Illinois lawmakers are considering a bill which would allow for at-home liquor delivery. It draws a dubious response from this corner.

The basic motivation behind the plan is laudable. During the COVID-19 pandemic, small businesses of all stripes have been hurt financially, and any new path toward building revenue would ease the pain. As Alec Laird, vice president of government relations with the Illinois Retail Merchants Association, told The Center Square: “This is something that helps your mom-and-pop retailers and your consumers.”

But it also presents one troubling possibility that gives reason to take pause.

While access to mood-altering drugs has expanded greatly in recent years, alcohol remains the most common option and is already quite easy for underaged people to acquire.

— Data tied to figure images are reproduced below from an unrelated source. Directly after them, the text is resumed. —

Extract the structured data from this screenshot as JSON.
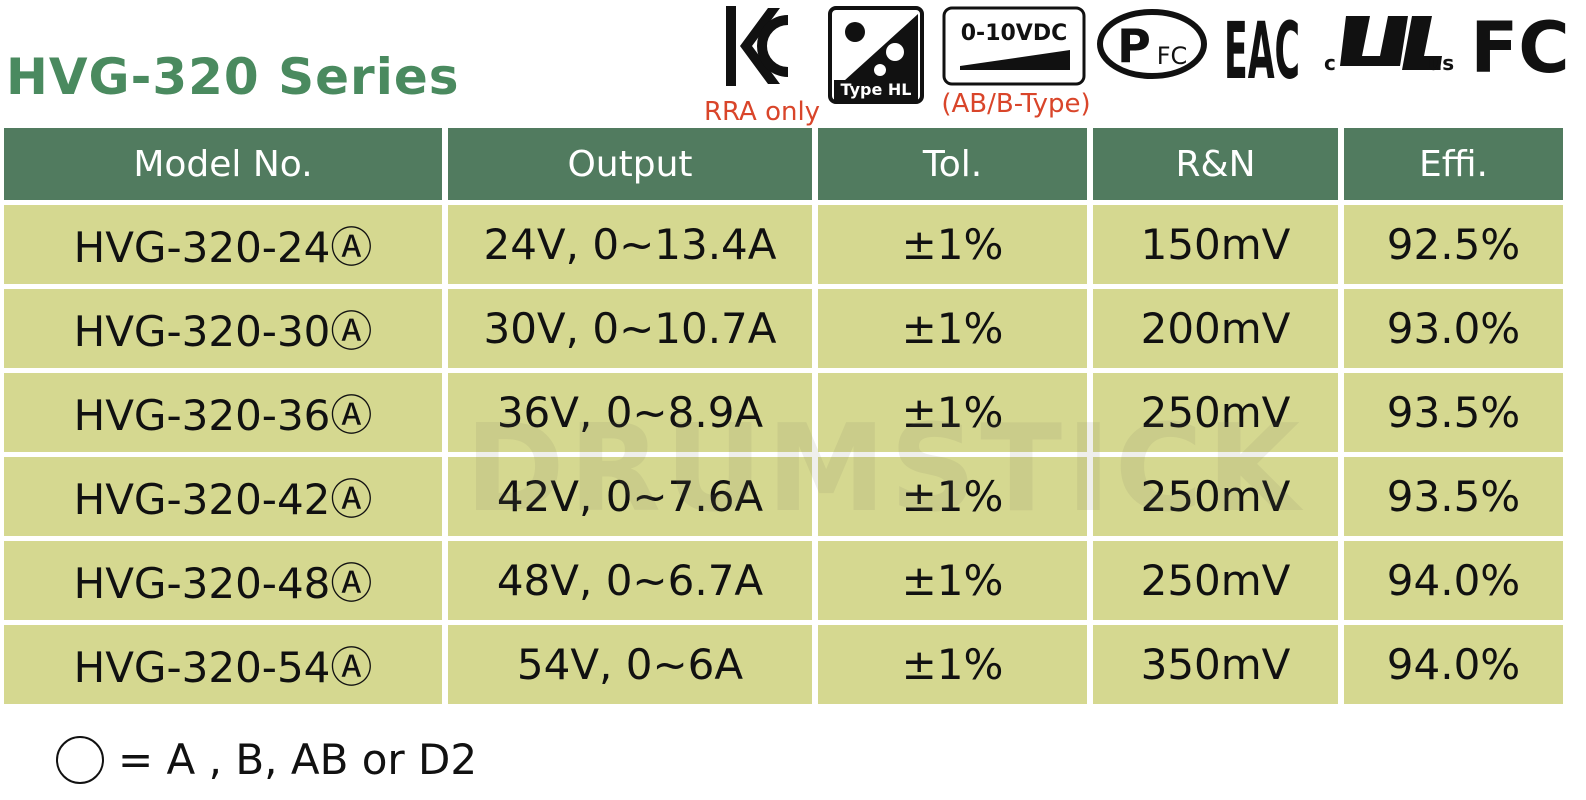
{
  "header": {
    "title": "HVG-320 Series",
    "kc_note": "RRA only",
    "type_hl": "Type HL",
    "dimming": "0-10VDC",
    "dimming_note": "(AB/B-Type)",
    "pfc_p": "P",
    "pfc_fc": "FC",
    "eac": "EAC",
    "ul_c": "c",
    "ul_us": "us",
    "fcc": "FC"
  },
  "watermark": "DRUMSTICK",
  "table": {
    "columns": [
      "Model No.",
      "Output",
      "Tol.",
      "R&N",
      "Effi."
    ],
    "rows": [
      [
        "HVG-320-24Ⓐ",
        "24V, 0~13.4A",
        "±1%",
        "150mV",
        "92.5%"
      ],
      [
        "HVG-320-30Ⓐ",
        "30V, 0~10.7A",
        "±1%",
        "200mV",
        "93.0%"
      ],
      [
        "HVG-320-36Ⓐ",
        "36V, 0~8.9A",
        "±1%",
        "250mV",
        "93.5%"
      ],
      [
        "HVG-320-42Ⓐ",
        "42V, 0~7.6A",
        "±1%",
        "250mV",
        "93.5%"
      ],
      [
        "HVG-320-48Ⓐ",
        "48V, 0~6.7A",
        "±1%",
        "250mV",
        "94.0%"
      ],
      [
        "HVG-320-54Ⓐ",
        "54V, 0~6A",
        "±1%",
        "350mV",
        "94.0%"
      ]
    ]
  },
  "footnote": "= A , B, AB or D2"
}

But if this law passes, an option that could prove the easiest will emerge. Just picture a situation where a group of youngsters gather for a party. Most are under 21, but one or two in the crowd are old enough to purchase liquor. They place the order, and take the delivery while the others stay out of sight.

As the bill stands to be discussed during a lame duck legislative session in Springfield this week, the rules must be spelled out before it can advance, and the hypothetical situation described above must be considered. But frankly, it’s hard to imagine how any rule can prevent these circumstances from occurring.

One might argue booze and other drugs are so available, what difference does it make if they come right to the door?

Well, merchants of banned substances might deliver their goods that way, but products available for legal purchase still have to be bought in-store by legitimate customers. That includes cannabis made legal in Illinois last year, and for the moment, there are still no licensed dispensaries in Kankakee or Iroquois counties.

We can’t altogether stop those under age 21 from using these harmful products. But we can make it harder for them to obtain, and this proposed law seems to do the opposite.